= Larry Crane (recording engineer) =

American editor and recording engineer

Larry Crane is an American editor, recording engineer, and archivist based in Portland, Oregon. Crane is the editor and founder of Tape Op magazine, the owner of Portland's Jackpot! Recording Studio, a freelance engineer, and the archivist for the estate of musician Elliott Smith.

==Career==
Tape Op was started in 1996.

From 1994 to 1997, Crane ran Laundry Rules Recording, a home studio in Portland, Oregon, where he recorded artists that include Versus, Stephen Malkmus, and Cat Power. Since 1997, Crane has owned and run Jackpot! Recording Studio, Inc., a busy mid-sized studio in Portland, where he has worked with artists such as Sleater-Kinney, The Joggers, The Decemberists, Jenny Lewis, M. Ward, The Go-Betweens, Elliott Smith, Death Cab for Cutie, The Thermals, Stephen Malkmus, Quasi, The Portland Cello Project, Jason Lytle, The Prids and Richmond Fontaine.

A close friend and collaborator of Smith's, he helped release some of Smith's music posthumously in 2007.
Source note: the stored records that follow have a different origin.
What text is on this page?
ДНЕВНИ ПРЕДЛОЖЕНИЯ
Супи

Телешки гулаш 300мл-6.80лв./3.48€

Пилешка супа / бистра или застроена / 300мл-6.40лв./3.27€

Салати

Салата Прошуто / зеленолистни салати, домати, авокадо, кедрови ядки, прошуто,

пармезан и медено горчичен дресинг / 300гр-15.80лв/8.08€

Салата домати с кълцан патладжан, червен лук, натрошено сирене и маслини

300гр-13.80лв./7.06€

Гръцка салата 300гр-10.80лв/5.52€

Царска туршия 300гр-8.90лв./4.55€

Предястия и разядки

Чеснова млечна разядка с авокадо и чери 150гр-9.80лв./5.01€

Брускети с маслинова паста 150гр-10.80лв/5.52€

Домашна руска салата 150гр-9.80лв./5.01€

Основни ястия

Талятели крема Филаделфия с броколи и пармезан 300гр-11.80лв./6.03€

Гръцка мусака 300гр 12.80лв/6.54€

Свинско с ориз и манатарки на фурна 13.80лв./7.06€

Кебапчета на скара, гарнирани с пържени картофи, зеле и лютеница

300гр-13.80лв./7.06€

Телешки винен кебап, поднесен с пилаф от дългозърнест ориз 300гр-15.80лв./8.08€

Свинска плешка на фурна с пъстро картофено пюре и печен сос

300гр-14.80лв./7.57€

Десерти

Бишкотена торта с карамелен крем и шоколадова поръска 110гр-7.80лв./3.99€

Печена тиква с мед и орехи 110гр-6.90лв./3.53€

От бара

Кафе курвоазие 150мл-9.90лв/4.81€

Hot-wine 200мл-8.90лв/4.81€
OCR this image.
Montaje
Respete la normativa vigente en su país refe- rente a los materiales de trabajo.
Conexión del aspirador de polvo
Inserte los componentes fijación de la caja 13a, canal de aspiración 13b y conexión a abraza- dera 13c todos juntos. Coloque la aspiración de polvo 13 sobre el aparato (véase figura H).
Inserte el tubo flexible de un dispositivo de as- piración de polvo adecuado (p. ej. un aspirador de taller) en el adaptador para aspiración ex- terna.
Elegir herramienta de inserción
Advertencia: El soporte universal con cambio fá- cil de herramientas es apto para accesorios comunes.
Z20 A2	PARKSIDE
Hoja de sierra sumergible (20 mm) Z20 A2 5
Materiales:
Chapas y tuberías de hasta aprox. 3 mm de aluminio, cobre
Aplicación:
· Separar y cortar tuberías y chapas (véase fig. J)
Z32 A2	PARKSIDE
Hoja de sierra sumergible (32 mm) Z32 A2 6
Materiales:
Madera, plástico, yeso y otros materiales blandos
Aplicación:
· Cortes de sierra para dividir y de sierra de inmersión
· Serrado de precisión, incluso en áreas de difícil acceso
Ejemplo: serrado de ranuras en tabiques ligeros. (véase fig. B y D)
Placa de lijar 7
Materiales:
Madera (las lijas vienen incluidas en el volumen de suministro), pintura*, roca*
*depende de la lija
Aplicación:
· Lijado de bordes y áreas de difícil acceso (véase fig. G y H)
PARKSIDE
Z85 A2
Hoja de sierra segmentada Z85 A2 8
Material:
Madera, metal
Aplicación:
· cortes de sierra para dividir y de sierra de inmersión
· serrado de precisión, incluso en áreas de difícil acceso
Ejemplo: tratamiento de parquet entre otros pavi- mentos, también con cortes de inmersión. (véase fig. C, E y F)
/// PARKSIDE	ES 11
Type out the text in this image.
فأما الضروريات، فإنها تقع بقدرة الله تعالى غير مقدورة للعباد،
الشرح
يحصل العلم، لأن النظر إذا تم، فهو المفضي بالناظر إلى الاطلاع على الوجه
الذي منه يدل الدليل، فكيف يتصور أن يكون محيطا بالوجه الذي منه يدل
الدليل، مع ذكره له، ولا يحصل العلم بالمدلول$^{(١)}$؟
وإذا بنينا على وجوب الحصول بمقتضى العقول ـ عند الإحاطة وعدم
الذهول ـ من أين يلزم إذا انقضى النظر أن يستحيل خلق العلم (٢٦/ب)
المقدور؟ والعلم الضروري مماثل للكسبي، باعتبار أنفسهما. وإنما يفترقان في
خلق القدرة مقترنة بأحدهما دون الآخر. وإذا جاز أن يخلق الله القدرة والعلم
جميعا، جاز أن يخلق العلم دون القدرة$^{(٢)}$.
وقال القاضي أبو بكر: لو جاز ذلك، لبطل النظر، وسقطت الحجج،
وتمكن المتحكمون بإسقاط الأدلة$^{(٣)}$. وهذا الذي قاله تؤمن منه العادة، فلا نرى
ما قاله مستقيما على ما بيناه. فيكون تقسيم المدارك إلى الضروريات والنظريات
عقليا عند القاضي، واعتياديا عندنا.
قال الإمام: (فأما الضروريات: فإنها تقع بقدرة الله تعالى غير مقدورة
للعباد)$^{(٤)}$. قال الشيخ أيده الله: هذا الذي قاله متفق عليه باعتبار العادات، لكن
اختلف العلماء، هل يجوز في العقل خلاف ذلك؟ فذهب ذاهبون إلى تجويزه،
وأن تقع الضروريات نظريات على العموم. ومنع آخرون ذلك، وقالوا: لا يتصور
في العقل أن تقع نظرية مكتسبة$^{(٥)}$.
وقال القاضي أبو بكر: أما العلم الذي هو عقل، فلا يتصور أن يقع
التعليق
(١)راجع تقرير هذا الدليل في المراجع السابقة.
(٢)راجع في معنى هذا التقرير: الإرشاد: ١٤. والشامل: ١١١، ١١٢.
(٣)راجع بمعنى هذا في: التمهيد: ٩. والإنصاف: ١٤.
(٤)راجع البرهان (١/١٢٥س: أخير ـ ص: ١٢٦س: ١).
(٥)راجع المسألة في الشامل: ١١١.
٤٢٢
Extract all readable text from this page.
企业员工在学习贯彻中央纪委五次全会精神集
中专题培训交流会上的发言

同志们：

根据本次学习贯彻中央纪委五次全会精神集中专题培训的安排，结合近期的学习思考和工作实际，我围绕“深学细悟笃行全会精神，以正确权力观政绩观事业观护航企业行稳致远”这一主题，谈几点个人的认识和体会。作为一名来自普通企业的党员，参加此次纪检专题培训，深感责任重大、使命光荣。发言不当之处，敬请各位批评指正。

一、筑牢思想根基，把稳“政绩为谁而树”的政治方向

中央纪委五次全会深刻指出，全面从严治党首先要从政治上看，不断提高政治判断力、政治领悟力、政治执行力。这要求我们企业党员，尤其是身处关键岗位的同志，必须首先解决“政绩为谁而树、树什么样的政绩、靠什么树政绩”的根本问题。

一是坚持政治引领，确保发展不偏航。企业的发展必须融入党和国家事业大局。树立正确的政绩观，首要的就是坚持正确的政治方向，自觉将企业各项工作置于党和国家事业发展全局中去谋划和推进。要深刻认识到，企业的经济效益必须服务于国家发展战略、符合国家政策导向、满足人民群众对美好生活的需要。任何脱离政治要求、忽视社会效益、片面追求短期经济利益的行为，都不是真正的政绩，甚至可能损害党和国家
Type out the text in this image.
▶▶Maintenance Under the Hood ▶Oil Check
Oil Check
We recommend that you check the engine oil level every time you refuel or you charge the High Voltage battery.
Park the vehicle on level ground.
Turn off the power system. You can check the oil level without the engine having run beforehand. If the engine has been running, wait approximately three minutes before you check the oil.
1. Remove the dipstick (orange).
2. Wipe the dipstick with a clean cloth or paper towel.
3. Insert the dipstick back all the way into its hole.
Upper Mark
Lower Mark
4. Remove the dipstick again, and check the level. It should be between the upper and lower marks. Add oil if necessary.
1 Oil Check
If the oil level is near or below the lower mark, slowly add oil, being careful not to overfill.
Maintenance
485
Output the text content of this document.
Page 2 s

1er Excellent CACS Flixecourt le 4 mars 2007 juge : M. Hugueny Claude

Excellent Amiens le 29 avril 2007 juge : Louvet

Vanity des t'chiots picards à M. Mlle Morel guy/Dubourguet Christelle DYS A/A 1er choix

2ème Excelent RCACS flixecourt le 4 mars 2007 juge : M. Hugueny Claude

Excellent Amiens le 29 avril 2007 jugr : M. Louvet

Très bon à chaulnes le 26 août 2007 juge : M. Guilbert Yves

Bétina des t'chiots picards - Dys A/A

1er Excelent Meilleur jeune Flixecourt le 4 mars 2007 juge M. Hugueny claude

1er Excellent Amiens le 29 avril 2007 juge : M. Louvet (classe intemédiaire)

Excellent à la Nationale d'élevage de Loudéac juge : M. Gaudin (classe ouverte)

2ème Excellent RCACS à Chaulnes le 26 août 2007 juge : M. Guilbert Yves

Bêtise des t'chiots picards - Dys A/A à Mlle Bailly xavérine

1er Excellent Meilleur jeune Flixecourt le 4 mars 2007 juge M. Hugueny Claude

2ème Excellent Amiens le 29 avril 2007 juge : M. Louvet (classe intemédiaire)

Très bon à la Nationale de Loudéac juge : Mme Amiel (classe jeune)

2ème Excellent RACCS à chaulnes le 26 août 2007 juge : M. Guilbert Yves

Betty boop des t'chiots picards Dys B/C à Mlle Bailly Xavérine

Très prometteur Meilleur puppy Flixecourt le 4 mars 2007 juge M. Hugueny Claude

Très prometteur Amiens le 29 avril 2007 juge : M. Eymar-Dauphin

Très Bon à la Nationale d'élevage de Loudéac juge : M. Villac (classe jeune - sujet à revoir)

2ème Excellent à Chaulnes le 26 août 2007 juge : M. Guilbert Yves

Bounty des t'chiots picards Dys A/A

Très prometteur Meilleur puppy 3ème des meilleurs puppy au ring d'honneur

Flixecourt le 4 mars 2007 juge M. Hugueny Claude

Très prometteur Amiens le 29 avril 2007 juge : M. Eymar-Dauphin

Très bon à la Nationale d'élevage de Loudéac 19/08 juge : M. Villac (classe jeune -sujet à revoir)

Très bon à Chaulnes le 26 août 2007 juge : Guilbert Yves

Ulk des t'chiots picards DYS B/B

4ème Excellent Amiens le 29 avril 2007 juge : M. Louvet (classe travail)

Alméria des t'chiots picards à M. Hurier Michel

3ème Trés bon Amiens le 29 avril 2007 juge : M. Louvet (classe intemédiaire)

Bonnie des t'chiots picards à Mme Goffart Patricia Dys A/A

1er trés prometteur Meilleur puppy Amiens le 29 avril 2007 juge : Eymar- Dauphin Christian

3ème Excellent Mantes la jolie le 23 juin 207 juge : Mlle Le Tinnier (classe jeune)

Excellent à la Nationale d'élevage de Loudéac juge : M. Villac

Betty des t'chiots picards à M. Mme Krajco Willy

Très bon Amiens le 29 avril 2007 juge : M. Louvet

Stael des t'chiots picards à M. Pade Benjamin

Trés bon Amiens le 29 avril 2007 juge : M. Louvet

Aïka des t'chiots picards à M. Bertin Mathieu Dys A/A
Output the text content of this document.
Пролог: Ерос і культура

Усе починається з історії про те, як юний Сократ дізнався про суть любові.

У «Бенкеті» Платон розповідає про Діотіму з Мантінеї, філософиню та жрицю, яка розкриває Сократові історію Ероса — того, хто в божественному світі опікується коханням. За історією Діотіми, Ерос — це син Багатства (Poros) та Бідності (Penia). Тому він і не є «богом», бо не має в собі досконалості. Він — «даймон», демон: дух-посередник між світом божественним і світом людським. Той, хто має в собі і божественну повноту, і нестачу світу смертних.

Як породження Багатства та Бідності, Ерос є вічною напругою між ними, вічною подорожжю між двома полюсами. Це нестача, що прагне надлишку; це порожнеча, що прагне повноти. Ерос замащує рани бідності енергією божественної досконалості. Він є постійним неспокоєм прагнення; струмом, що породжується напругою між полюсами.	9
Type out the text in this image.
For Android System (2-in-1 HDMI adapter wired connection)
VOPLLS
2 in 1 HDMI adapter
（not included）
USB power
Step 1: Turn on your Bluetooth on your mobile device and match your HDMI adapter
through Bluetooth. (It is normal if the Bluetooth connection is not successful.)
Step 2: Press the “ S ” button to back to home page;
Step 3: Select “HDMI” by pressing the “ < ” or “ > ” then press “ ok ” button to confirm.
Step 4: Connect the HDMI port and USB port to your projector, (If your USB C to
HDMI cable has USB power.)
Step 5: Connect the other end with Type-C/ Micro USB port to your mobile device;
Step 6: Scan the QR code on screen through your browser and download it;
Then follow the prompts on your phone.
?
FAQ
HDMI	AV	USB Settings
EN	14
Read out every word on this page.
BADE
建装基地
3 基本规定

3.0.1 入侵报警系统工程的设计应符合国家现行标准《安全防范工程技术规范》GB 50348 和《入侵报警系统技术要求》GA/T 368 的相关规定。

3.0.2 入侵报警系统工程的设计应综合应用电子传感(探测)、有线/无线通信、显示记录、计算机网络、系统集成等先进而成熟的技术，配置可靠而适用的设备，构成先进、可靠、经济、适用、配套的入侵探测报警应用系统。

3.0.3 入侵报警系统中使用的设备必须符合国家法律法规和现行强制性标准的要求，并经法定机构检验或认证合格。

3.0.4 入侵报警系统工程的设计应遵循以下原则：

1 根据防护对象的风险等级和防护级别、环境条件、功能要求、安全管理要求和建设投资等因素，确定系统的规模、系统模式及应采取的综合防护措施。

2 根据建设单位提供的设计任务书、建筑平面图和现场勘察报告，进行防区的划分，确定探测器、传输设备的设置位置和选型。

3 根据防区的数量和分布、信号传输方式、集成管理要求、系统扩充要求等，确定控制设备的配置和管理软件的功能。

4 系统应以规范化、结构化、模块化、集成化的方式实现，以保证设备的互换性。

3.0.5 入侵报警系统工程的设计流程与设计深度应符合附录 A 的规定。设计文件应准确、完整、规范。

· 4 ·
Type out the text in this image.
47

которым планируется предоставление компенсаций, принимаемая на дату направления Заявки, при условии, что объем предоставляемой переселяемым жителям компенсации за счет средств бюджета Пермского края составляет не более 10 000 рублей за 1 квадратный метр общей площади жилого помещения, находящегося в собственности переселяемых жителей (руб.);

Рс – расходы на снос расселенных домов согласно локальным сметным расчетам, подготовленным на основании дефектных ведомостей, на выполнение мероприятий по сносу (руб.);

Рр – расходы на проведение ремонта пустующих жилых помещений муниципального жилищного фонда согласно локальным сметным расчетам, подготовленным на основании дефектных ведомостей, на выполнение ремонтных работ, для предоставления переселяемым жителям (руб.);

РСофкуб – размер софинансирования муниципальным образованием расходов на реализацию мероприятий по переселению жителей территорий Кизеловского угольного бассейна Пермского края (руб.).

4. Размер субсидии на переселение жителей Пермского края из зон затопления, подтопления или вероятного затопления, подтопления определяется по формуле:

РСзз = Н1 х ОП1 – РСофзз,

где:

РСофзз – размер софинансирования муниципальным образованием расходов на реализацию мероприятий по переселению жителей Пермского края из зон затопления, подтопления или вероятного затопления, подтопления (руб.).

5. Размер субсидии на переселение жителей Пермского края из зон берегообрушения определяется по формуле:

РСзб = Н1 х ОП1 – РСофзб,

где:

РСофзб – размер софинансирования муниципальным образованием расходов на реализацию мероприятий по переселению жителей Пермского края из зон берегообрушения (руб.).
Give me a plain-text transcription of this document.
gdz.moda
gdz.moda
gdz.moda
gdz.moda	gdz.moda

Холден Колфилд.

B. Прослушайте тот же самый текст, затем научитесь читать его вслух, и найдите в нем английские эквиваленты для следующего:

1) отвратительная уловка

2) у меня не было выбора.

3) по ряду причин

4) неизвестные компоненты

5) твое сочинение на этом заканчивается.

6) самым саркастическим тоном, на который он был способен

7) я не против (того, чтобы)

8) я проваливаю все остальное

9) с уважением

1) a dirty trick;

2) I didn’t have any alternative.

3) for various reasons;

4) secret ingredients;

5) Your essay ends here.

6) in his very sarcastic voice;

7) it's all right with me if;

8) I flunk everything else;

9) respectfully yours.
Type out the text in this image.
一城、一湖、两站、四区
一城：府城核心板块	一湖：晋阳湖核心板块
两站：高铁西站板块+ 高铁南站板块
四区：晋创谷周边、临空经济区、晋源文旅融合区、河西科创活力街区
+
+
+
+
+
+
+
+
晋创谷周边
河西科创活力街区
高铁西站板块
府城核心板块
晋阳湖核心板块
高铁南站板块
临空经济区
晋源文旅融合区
Crane has spoken on and moderated panels about recording for TapeOpCon, South by Southwest, North by Northwest, the National Academy of Recording Arts and Sciences, Potluck Audio Conference, Indie Music Forum and College Music Journal. He has worked in the past as a record label owner, radio station music director, disc jockey, record distributor employee, freelance music journalist and band manager. Starting in 1984, he has been a bass player in several bands, including Elephant Factory, Vomit Launch, Sunbirds, Foggy Notion, and Flaming Box of Ants.